Poster E64, Monday, March 27, 2:30 – 4:30 pm, Pacific Concourse
The Effect of Instruction on People’s Ability to Learn Simultaneous Statistical Inputs
Tess Allegra Forest1, Taraz Lee2, Ashkan Kiyomarsi1, Amy Finn1; 1The University of Toronto, 2The University of Michigan
While Statistical Learning is a powerful and largely automatic mechanism, it is important to know its limitations. We are specifically interested in 1) whether it’s possible to learn two statistical patterns at the same time, and 2) if instructions to attend to one pattern boost learning for either. We exposed 54 adults to a 6-minute stream of black dots inside coloured circles; circles were one of 9 colors and dots occurred in one of 9 locations within them. The stream was comprised of 3 color triplets and 3 dot-location triplets. Color and dot triplets were offset so that the onset of each streams’ triplets did not coincide.
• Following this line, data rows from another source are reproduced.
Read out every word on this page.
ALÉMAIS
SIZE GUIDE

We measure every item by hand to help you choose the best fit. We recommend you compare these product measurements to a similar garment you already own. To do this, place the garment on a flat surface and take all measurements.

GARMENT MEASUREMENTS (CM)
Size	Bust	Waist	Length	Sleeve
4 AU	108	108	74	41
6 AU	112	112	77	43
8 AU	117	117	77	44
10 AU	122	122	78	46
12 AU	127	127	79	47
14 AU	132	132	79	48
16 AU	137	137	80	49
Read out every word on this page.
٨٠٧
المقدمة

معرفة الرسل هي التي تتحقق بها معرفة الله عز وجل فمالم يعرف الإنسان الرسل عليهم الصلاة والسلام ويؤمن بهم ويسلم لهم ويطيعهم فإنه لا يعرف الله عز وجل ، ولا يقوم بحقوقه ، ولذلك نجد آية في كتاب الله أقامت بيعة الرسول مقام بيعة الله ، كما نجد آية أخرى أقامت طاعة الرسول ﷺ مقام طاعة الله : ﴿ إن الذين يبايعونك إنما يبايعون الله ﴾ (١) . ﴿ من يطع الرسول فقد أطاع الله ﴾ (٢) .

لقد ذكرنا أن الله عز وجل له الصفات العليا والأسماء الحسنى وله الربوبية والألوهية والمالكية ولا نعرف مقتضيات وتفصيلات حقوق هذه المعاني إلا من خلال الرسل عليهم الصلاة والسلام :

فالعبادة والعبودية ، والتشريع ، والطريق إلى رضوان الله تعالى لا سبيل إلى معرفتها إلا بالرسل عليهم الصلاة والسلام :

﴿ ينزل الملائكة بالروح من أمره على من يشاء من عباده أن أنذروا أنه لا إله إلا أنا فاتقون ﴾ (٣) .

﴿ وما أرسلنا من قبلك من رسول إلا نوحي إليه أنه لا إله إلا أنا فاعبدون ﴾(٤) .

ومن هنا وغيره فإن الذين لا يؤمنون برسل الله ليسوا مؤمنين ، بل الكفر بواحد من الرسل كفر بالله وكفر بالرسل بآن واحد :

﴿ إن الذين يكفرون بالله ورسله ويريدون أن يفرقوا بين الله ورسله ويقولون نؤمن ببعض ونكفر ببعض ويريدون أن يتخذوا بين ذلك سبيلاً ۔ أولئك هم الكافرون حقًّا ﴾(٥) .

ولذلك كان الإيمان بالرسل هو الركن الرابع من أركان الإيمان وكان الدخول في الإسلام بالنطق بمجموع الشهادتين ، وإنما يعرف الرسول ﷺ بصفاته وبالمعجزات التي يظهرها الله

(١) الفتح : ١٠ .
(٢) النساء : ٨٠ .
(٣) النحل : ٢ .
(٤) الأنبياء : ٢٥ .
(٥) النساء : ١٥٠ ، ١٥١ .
During exposure, participants completed a detection task, pressing X when a circle appeared and Y for a randomly-appearing blank square (10% of trials, no relationship to either pattern). Half the participants were given explicit instructions to learn the pattern of the dot locations, while the others received no stream-related instructions. Results showed that without explicit instructions, adults learned the triplets of each stream with minor success, while explicit instruction to attend to a particular stream (dots), improved learning for that stream. The poor learning in the no-instruction condition could stem from attempts to learn the relationship between, or bind, the streams, rather than learn each structure separately. In support of this, individuals with a preference for bound sequences over sequences that maintained triplet structures, displayed less knowledge of dot triplets.